The general view is that most of the relevant immune receptors, effector proteins, and pathways participating in nucleic acid immunity have now been identified. These different players have in common that they all serve the function to detect and to disable foreign nucleic acids. Altogether they constitute the system of nucleic acid immunity. All of these pathways are relevant for human disease, either as part of the human antiviral defense system, or indirectly by being active in pathogens or pathogen-transmitting organisms. Examples are arboviruses (Zika, Dengue, Yellow-fever, West Nile) which are transmitted by arthropod vectors. Successful arboviruses need to escape both RNAi in insects and immunoreceptors such as RIG-I in humans. Only if they manage to inhibit both pathways, they can establish as pathogens. Therefore, it will be interesting to understand the molecular evolution of escape strategies in emerging viruses such as Zika, which may lead to the identification of the molecular step that allowed the virus to spread more efficiently (Rasmussen & Katze, 2016). Another example is the important role of RNAi in pathogens such as filariae and other human pathogenic helminths. There, RNAi may be useful as a therapeutic target. Another example is the presence of endosymbionts such as Wolbachia, a genus of bacteria, in filarial nematodes (Taylor, Bandi, & Hoerauf, 2005). The release of Wolbachia nucleic acids may contribute to the pathogenesis of filarial infection. Furthermore, CRISPR/Cas is involved in the evolution of pathogenic bacteria.

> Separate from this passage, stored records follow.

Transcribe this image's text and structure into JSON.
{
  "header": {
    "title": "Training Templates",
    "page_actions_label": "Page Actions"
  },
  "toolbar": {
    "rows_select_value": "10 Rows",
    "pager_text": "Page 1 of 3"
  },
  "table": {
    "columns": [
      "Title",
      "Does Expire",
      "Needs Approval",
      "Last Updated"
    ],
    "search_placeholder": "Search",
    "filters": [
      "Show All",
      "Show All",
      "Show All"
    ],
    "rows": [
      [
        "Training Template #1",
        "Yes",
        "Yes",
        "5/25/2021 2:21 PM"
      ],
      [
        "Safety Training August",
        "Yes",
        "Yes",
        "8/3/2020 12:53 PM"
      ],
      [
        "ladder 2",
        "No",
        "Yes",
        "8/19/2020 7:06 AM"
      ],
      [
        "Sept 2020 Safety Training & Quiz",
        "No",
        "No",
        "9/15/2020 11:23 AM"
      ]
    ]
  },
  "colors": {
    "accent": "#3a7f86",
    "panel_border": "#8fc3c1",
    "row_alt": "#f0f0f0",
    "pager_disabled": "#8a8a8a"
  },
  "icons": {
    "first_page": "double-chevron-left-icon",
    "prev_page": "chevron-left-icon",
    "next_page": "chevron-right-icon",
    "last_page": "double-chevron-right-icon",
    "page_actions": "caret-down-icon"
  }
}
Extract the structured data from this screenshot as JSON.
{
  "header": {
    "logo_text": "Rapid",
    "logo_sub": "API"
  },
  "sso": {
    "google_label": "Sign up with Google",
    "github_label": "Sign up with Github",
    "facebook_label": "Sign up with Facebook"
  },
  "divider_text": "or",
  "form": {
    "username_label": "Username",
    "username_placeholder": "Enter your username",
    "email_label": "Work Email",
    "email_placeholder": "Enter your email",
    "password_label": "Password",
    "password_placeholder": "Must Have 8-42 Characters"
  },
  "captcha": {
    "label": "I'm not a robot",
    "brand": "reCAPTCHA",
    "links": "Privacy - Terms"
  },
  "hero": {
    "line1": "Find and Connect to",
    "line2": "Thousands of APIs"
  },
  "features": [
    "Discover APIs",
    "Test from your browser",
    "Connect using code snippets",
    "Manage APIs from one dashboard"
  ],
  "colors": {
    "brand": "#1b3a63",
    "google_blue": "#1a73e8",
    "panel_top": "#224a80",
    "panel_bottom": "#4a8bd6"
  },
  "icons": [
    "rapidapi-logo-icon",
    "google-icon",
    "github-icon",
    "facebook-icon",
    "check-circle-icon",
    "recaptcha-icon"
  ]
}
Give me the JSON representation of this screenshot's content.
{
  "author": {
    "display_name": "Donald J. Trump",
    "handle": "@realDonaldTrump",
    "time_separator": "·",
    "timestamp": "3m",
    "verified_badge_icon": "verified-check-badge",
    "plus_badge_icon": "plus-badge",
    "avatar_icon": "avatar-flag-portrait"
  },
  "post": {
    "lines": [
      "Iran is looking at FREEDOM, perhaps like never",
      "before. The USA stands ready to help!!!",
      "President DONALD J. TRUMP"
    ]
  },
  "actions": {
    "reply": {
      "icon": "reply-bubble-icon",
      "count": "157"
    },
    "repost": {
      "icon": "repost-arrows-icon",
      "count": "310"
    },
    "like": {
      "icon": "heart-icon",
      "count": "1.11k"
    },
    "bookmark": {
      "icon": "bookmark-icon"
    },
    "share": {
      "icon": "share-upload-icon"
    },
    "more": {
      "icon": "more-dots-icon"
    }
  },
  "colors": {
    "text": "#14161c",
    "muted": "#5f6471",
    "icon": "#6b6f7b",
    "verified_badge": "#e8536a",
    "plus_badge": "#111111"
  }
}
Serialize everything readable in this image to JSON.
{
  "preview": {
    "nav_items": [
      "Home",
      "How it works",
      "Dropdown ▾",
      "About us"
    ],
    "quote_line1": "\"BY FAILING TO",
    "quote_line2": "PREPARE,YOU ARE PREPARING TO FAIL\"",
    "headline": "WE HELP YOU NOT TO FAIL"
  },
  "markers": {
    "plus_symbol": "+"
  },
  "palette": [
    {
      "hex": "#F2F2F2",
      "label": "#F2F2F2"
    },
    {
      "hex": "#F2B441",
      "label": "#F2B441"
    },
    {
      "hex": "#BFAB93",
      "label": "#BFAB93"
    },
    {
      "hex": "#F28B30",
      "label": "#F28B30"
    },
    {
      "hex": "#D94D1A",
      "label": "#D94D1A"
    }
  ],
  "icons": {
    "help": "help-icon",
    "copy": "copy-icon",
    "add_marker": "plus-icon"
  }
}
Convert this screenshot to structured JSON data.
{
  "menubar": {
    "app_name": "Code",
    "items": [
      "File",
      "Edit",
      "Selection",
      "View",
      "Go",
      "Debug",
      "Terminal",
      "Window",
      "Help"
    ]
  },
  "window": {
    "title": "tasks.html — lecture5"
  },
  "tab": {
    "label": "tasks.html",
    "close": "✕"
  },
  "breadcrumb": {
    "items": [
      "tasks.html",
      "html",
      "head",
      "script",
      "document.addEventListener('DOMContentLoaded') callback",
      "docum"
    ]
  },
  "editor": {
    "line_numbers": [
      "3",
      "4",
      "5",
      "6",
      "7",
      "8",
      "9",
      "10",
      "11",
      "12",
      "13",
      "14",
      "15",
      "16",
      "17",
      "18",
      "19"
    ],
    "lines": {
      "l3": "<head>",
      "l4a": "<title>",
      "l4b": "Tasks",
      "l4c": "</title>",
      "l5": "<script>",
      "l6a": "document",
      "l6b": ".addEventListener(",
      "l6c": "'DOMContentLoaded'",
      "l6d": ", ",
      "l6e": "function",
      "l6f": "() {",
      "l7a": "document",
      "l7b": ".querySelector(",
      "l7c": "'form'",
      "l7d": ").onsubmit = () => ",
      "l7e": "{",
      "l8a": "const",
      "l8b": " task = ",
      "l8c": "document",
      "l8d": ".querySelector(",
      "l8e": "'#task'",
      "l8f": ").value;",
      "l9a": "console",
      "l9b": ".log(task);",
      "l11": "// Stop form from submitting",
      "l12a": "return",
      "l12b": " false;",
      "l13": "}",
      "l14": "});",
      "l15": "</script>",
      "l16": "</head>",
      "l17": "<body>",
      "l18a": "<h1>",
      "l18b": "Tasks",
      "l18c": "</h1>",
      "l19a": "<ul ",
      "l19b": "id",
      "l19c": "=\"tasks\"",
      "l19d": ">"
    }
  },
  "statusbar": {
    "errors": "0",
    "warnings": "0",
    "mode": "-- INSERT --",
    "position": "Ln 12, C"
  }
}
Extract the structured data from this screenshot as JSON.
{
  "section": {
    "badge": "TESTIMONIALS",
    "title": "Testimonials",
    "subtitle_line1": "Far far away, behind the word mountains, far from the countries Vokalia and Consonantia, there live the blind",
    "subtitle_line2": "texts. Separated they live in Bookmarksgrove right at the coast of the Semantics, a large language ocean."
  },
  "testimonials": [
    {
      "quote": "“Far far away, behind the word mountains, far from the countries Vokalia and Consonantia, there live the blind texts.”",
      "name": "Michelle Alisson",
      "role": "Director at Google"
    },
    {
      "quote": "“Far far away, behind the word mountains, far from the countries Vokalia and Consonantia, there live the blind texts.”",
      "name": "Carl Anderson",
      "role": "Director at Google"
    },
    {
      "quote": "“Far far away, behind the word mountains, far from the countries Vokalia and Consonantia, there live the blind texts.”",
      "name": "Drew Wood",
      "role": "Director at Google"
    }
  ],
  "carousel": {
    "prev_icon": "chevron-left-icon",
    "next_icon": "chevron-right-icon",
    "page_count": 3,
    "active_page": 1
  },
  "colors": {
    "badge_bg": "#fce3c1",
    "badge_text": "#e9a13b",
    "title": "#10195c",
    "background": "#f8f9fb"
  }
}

Nucleic acid sensing in vertebrates is required for antimicrobial immunity and is involved in the pathogenesis of many inflammatory diseases. Although much is known about the structure and the function of the single pathways, the functional interaction of the different pathways is far from being understood. Distinct expression patterns of the receptors in different cell types and cell-type-dependent differences in the expression of downstream signaling components and transcription factors contribute to the complexity of nucleic acid immunity. As a result, the same type of ligand can have different functional outcomes in different cell types. Furthermore, since different receptor pathways are activated by the same type of ligand, it is currently unclear whether competition of receptor binding or distinct molecular trafficking to the corresponding receptors or both impact on the functional outcome of ligand exposure. For example, long double-stranded DNA in principle binds to both AIM2 and cGAS, and functional cooperation or inhibition of the respective pathways are unclear.

Now since most of the individual molecular pathways of nucleic acid immunity are on the table, we see ourselves just at the dawn of an exciting new research field which is expected to advance medicine specifically in the areas of infection and inflammation and with broad implication for human diseases.